We blijven niet lang bij de waterval, het is er veel te druk. Dus na de voetjes nog even in het frisse water gekoeld te hebben wandelen we via een andere weg terug jaar het dorp. Onze gids wijst ons op de boomgaarden met appels, walnoten, kweeperen en abrikozen, heerlijk!
Veel te laat stappen we weer in de auto, we moeten nog een flinke hoge pas over en we rijden in dit slecht verlichte land bij voorkeur niet 's avonds. De avondzon levert echter wél mooie plaatjes op.
Rond zes uur bereiken we de 2100 meter hoge Tizi n'Test pas. Vanaf hier is het nog een flinke rit naar ons einddoel Tarouannt. De weg is tot nu toe prima, maar niet lang na de pas blijkt dat er een nieuwe weg aangelegd wordt. Harder dan 30/40 kunnen we niet in verband met opspattende stenen en de vele haarspeldbochten. Tot overmaat van ramp wordt de weg op gegeven moment geblokkeerd door een vrachtwagentje dat zand komt storten. Het duurt eindeloos voor de chauffeur tevreden is met de plek waar het zand moet komen en het zand ook daadwerkelijk op de grond ligt en de kiepbak weer terug gekanteld is. Inmiddels staat er ook een grote bus aan de andere kant te wachten. De volgende minuten wordt het een dans op wielen tussen bus, vrachtwagen en ons autootje maar met wat gepas en gemeet en een hoop handgebaren vervolgt iedereen even later zijn (of haar) weg.

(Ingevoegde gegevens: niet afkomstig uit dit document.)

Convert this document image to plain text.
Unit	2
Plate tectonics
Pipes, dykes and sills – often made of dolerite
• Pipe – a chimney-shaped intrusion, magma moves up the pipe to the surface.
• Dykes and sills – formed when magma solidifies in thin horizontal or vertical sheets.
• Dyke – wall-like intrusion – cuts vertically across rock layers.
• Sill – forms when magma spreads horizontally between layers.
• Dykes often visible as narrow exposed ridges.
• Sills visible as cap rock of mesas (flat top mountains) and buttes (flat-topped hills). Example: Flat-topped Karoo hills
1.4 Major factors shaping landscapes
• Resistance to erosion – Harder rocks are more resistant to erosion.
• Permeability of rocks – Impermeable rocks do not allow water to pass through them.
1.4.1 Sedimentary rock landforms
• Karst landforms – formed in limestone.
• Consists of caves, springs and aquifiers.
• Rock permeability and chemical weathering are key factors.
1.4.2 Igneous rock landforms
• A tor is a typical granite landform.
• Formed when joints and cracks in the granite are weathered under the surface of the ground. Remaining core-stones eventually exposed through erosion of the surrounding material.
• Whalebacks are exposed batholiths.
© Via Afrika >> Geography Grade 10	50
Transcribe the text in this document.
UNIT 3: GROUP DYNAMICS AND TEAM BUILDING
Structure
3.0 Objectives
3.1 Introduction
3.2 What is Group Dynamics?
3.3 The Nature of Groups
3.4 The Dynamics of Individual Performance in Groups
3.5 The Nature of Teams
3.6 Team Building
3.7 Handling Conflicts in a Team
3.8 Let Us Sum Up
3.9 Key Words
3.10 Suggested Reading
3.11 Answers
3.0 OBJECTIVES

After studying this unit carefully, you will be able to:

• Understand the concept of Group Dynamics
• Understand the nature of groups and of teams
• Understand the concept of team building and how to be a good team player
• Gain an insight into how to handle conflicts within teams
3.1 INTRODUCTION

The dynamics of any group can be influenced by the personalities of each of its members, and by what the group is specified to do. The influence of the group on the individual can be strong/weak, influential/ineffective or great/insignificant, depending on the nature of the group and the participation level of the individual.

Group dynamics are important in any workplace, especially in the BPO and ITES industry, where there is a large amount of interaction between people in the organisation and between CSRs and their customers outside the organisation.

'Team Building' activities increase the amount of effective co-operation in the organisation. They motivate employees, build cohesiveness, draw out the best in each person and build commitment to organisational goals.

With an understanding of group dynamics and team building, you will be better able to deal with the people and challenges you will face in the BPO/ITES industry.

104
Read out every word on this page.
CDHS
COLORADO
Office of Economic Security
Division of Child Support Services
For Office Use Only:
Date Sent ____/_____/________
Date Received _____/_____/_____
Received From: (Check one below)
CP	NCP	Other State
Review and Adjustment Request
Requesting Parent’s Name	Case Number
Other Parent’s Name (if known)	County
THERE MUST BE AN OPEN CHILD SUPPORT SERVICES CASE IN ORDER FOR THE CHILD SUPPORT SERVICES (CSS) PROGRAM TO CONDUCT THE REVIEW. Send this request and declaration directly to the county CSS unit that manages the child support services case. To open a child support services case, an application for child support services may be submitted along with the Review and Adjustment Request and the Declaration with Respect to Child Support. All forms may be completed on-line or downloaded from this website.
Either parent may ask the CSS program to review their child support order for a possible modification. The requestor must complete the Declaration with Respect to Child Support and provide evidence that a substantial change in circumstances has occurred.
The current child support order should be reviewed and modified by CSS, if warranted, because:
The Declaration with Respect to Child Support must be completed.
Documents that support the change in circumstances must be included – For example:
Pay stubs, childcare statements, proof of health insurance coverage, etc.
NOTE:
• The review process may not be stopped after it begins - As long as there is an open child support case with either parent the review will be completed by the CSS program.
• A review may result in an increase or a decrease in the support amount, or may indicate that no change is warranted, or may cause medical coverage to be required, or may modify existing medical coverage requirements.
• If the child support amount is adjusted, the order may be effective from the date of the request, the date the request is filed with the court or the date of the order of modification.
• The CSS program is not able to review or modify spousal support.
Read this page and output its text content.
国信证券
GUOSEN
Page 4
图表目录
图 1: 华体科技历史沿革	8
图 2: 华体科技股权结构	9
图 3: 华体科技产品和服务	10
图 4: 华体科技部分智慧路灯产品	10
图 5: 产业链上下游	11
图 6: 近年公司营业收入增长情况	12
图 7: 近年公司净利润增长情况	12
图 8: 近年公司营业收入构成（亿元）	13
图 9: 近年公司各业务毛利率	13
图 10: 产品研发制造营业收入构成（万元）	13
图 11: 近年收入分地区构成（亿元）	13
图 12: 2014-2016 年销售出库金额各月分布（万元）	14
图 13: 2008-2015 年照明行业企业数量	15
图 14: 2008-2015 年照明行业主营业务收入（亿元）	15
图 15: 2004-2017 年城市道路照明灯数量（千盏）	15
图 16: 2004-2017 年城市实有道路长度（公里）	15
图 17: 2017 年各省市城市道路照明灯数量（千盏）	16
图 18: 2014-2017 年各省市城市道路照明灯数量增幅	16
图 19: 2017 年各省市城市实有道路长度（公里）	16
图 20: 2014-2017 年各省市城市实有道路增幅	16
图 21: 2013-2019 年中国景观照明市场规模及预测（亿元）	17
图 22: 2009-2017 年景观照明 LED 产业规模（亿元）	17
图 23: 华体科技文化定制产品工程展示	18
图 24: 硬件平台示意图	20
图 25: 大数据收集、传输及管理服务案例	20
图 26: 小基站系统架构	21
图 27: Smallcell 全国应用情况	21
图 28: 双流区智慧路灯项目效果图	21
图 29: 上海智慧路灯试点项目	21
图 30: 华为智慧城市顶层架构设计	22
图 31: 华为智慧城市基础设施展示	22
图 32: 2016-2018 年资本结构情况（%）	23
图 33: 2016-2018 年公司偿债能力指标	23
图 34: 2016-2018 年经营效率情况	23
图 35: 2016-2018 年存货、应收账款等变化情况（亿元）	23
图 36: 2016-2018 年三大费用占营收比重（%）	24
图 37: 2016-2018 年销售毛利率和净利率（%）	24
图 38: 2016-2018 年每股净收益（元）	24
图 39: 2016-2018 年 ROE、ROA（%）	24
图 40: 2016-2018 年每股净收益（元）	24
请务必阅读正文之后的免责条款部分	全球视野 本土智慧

Vlak nadat we het zeeniveau weer bereiken wordt het donker. De laatste 30 kilometer naar Taroudannt zijn niet fijn gezien alle onverlichte weggebruikers en de centimeters hoge randen naast de (ook hier) nieuwe weg. Daar wil je niet met je wielen in terechtkomen.
Om negen uur bereiken we Taroudannt. We hebben uit de Lonely Planet een hotel uitgezocht en hebben ook een idee waar we moeten zijn maar het vinden is zo gemakkelijk nog niet. Uiteindelijk volgen we de bordjes met Hotel Tiout. Aan de buitenkant ziet het er prachtig uit maar de kamer die we uiteindelijk krijgen heeft al generaties geleden zijn beste tijd gehad. Maar het maakt ons niet uit, we zijn er. We besluiten nog wel even wat te gaan eten op het grote plein van het stadje, de Place al-Alaouyine, op een minuut of tien lopen van het hotel. Het eten is weer prima en het sfeertje is er leuk, er is muziek en veel mensen zitten op de terrasjes te eten of (thee) te drinken. Wat is het toch een fantastisch land!